Governments don’t cut medical research funding, at least in ways that get noticed. When Labor hinted it might try in 2011, it prompted labcoated protestors in the streets and the floated idea was soon sunk. Scientists warning work will end on childhood cancer will do that.
But for all the self-serving surveys and endless medicos in the media there is not much on the public record on what the community actually knows about the costs and benefits of medical research, or what the people want.
So, Rosemary Huxtable found out. Ms Huxtable is developing the national medical research strategy, now in consultation.
Over the Summer a cross-section of the community including “individuals with low trust in health and medical research” were asked what they knew about medical research in discussions and interviews.
The result is a fascinating report which may not tell industry comms people anything new but sets out issues to raise and messages to send. Working on a fundraising campaign? This report is worth a read.

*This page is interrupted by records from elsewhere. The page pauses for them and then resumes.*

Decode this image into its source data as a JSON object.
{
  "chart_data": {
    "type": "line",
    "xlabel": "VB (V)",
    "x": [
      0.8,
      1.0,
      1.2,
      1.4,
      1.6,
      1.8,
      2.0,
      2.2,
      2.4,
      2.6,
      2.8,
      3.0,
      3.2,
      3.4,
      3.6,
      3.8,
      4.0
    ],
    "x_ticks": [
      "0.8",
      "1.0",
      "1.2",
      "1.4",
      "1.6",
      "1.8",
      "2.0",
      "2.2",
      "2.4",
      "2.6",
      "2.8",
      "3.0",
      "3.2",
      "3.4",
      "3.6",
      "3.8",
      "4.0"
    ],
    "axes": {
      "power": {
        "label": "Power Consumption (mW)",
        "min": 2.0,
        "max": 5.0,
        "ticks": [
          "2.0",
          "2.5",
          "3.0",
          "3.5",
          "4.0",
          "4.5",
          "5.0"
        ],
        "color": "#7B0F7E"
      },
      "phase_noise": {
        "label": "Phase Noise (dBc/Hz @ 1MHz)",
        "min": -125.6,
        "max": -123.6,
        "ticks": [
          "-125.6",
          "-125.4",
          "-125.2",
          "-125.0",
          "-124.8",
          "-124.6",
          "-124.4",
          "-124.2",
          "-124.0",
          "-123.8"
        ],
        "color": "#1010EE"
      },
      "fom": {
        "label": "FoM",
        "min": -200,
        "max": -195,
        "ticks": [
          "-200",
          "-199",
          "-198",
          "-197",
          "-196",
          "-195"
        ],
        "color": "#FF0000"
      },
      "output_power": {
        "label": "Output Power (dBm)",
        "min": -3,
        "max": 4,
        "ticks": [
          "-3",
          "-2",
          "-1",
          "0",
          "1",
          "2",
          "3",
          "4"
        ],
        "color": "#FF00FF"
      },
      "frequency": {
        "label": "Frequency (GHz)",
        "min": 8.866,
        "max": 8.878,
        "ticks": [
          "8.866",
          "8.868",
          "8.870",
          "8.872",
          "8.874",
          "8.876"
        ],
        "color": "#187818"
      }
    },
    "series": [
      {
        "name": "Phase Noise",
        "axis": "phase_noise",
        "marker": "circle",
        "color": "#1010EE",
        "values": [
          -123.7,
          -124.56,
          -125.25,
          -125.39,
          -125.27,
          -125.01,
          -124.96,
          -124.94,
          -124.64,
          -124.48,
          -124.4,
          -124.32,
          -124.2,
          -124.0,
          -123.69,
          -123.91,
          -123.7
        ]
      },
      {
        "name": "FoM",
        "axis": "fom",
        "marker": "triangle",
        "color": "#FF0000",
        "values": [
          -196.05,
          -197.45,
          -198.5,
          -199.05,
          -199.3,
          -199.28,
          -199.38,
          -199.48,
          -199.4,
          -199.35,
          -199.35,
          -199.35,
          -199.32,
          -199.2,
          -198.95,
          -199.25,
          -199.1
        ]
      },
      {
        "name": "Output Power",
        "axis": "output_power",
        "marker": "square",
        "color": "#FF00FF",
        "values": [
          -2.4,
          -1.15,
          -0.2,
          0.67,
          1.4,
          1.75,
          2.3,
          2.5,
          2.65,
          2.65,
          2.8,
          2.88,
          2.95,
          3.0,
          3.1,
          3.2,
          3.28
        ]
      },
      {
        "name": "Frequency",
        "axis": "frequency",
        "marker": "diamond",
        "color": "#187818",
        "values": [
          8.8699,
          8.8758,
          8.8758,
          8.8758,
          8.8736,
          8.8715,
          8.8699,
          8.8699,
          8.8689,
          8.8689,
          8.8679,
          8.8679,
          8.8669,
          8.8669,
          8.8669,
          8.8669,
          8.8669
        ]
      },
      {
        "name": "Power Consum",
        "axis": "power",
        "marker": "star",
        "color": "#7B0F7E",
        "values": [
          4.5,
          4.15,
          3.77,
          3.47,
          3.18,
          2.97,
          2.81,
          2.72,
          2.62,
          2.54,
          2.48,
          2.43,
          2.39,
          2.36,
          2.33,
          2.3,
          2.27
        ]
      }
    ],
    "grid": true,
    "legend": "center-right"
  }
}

The good news for lobbies is, “a few felt that government funding for health and medical research was lower than for other areas (e.g. Defence), which limited the impact it could have.” The again, the bad news is that was “a few.”
Findings include:
- Participants get research happens but are not across process or specific subjects until they have a personal need to know.
- When they need to find out, “most participants reported that they primarily considered the source of information and/or cross-checked across multiple sources.”
- They are positive about research but prefer it to be motivated by community interest, “rather than political, career or commercial interests.” They do not like pharmaceutical companies, as a rule.
- People dislike hyped announcements (but then click on them anyway)
- Most think research is “generally appropriate and timely” but some worry it is too slow, except when it is too fast, (Covid vaccines came up).
- there is a general sense that focusing research on common health conditions aligns research with community needs – although women’s, Indigenous and regional community health need more work
The takeout: there was support for the strategy, with qualifications including:
- It could be too inflexible to adapt to emergencies
- It might not meet specific-group needs
- Politicisation is a risk
- That it takes funding from existing programs
“Most participants felt the National Strategy should include a framework of key principles that inform the selection of priorities and funding decisions to support trust and transparency in the sector.”